On Fri, Jul 15, 2016 at 12:35 AM, Andrzej Krzemienski <akrzemi1@gmail.com> wrote:
2016-07-15 6:04 GMT+02:00 Lorenzo Caminiti <lorcaminiti@gmail.com>:
I've been considering adding a .except(...) construct to Boost.Contract that will allow to specify conditions to check at function exit but when the function body throws (in contrast to postconditions that are checked at function exit but only when the function body does not throw).
I think .except(...) could be used to assert strong exception safety guarantees... (note that class invariants are already checked at exit of public functions and also when the public function bodies throw, but invariants are suited to assert only basic, and not strong, exception safety guarantees).
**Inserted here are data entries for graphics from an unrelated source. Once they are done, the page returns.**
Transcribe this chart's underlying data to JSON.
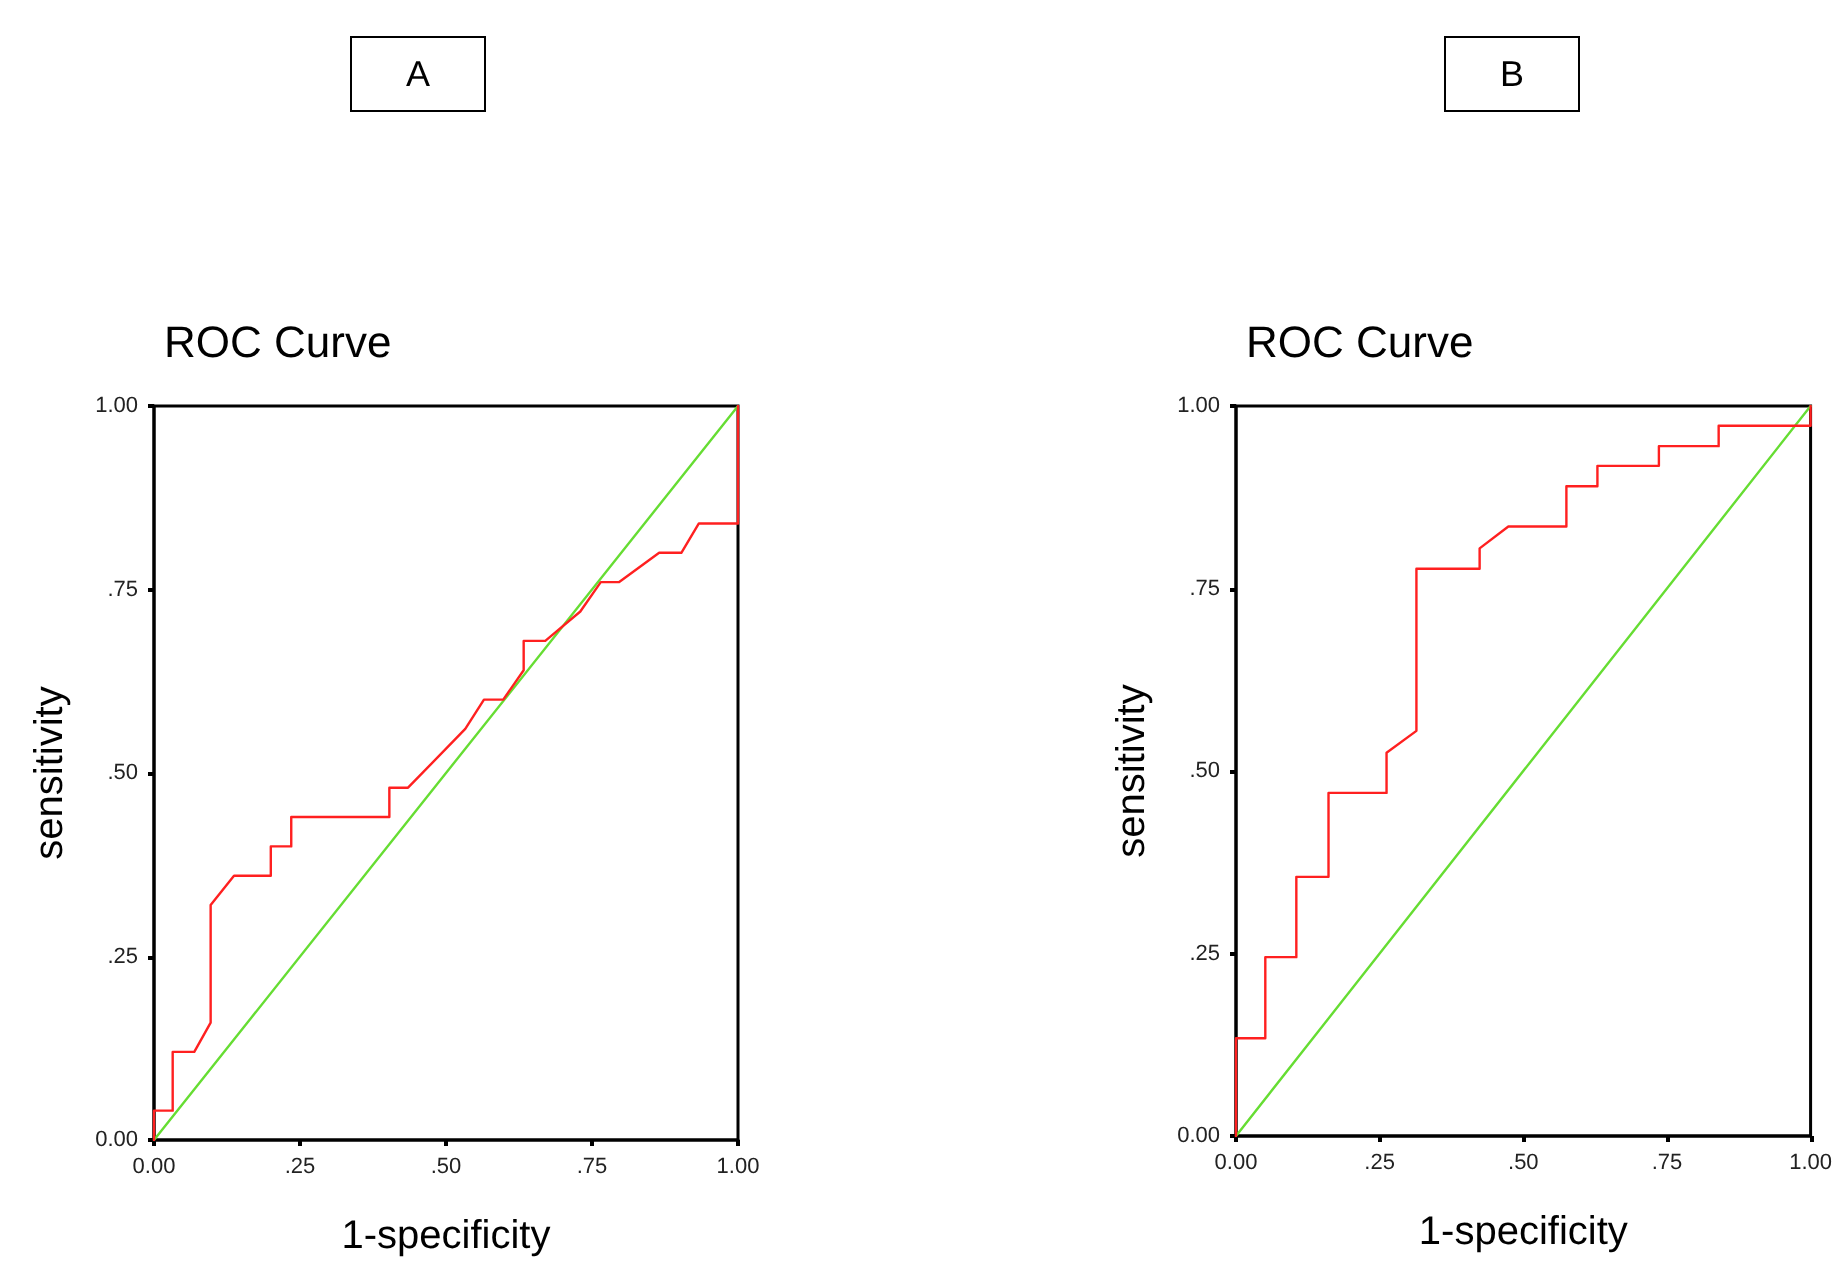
{
  "chart_data": [
    {
      "type": "line",
      "title": "A",
      "subtitle": "ROC Curve",
      "xlabel": "1-specificity",
      "ylabel": "sensitivity",
      "xlim": [
        0,
        1
      ],
      "ylim": [
        0,
        1
      ],
      "xticks": [
        {
          "value": 0,
          "label": "0.00"
        },
        {
          "value": 0.25,
          "label": ".25"
        },
        {
          "value": 0.5,
          "label": ".50"
        },
        {
          "value": 0.75,
          "label": ".75"
        },
        {
          "value": 1,
          "label": "1.00"
        }
      ],
      "yticks": [
        {
          "value": 0,
          "label": "0.00"
        },
        {
          "value": 0.25,
          "label": ".25"
        },
        {
          "value": 0.5,
          "label": ".50"
        },
        {
          "value": 0.75,
          "label": ".75"
        },
        {
          "value": 1,
          "label": "1.00"
        }
      ],
      "grid": false,
      "marker": "none",
      "series": [
        {
          "color": "#ff2020",
          "x": [
            0,
            0,
            0.032,
            0.032,
            0.069,
            0.097,
            0.097,
            0.137,
            0.2,
            0.2,
            0.235,
            0.235,
            0.403,
            0.403,
            0.435,
            0.533,
            0.565,
            0.598,
            0.633,
            0.633,
            0.67,
            0.73,
            0.765,
            0.796,
            0.865,
            0.903,
            0.933,
            1,
            1
          ],
          "values": [
            0,
            0.04,
            0.04,
            0.12,
            0.12,
            0.16,
            0.32,
            0.36,
            0.36,
            0.4,
            0.4,
            0.44,
            0.44,
            0.48,
            0.48,
            0.56,
            0.6,
            0.6,
            0.64,
            0.68,
            0.68,
            0.72,
            0.76,
            0.76,
            0.8,
            0.8,
            0.84,
            0.84,
            1
          ]
        },
        {
          "color": "#66dd33",
          "x": [
            0,
            1
          ],
          "values": [
            0,
            1
          ]
        }
      ]
    },
    {
      "type": "line",
      "title": "B",
      "subtitle": "ROC Curve",
      "xlabel": "1-specificity",
      "ylabel": "sensitivity",
      "xlim": [
        0,
        1
      ],
      "ylim": [
        0,
        1
      ],
      "xticks": [
        {
          "value": 0,
          "label": "0.00"
        },
        {
          "value": 0.25,
          "label": ".25"
        },
        {
          "value": 0.5,
          "label": ".50"
        },
        {
          "value": 0.75,
          "label": ".75"
        },
        {
          "value": 1,
          "label": "1.00"
        }
      ],
      "yticks": [
        {
          "value": 0,
          "label": "0.00"
        },
        {
          "value": 0.25,
          "label": ".25"
        },
        {
          "value": 0.5,
          "label": ".50"
        },
        {
          "value": 0.75,
          "label": ".75"
        },
        {
          "value": 1,
          "label": "1.00"
        }
      ],
      "grid": false,
      "marker": "none",
      "series": [
        {
          "color": "#ff2020",
          "x": [
            0,
            0,
            0.051,
            0.051,
            0.105,
            0.105,
            0.161,
            0.161,
            0.262,
            0.262,
            0.314,
            0.314,
            0.424,
            0.424,
            0.474,
            0.575,
            0.575,
            0.629,
            0.629,
            0.736,
            0.736,
            0.84,
            0.84,
            1,
            1
          ],
          "values": [
            0,
            0.134,
            0.134,
            0.245,
            0.245,
            0.355,
            0.355,
            0.47,
            0.47,
            0.525,
            0.555,
            0.777,
            0.777,
            0.805,
            0.835,
            0.835,
            0.89,
            0.89,
            0.918,
            0.918,
            0.945,
            0.945,
            0.973,
            0.973,
            1
          ]
        },
        {
          "color": "#66dd33",
          "x": [
            0,
            1
          ],
          "values": [
            0,
            1
          ]
        }
      ]
    }
  ]
}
How would you express the strong guarantee on std::vector::push_back?
vector::push_back exception safety: ``If no reallocations happen, there are no changes in the container in case of exception (strong guarantee). If a reallocation happens, the strong guarantee is also given if the type of the elements is either copyable or no-throw moveable. Otherwise, the container is guaranteed to end in a valid state (basic guarantee). If allocator_traits::construct is not supported with val as argument, it causes undefined behavior.'' http://www.cplusplus.com/reference/vector/vector/push_back/ Hmm... so assuming the allocator API can be augmented with an allocations() const query that returns the number of allocations done so far, and that operator== can be used to check if the vector has not changed, maybe something like this: template<typename T> void vector<T>::push_back(T const& value) { boost::contract::old_ptr<vector<T> > old_me = BOOST_CONTRACT_OLDOF(*this); boost::contract::old_ptr<unsigned> old_allocations = BOOST_CONTRACT_OLDOF(get_allocator().allocations()); boost::contract::guard c = boost::contract::public_function(this) ... // Preconditions and postconditions. .except([&] { if( get_allocator().allocations() == *old_allocations || is_copyable<T>::value || is_nothrow_movable<T>::value ) BOOST_CONTRACT_ASSERT(*this == *old_me); // Otherwise, just basic guarantees as asserted by the class invariants. }) ; ... // Body implementation. } I'm not 100% sure... what do you think? Thanks, --Lorenzo P.S. A part from this example, for sure there will be specifications that cannot be programmed with contracts (e.g., inability to express programmatically "iterator range is valid, or invalid" and something like properties would help here...). But this is an old limitation of Contract Programming, it was already discussed by Bertrand Meyer in Object Oriented Software Construction for Eiffel in the 1990s. Nevertheless, contracts are still useful for those specifications that can be expressed programmatically, even if not all specifications can. So I'd expect the same to be true if using contracts to program (both strong with .except(...) and basic with invariants) exceptions safety guarantees.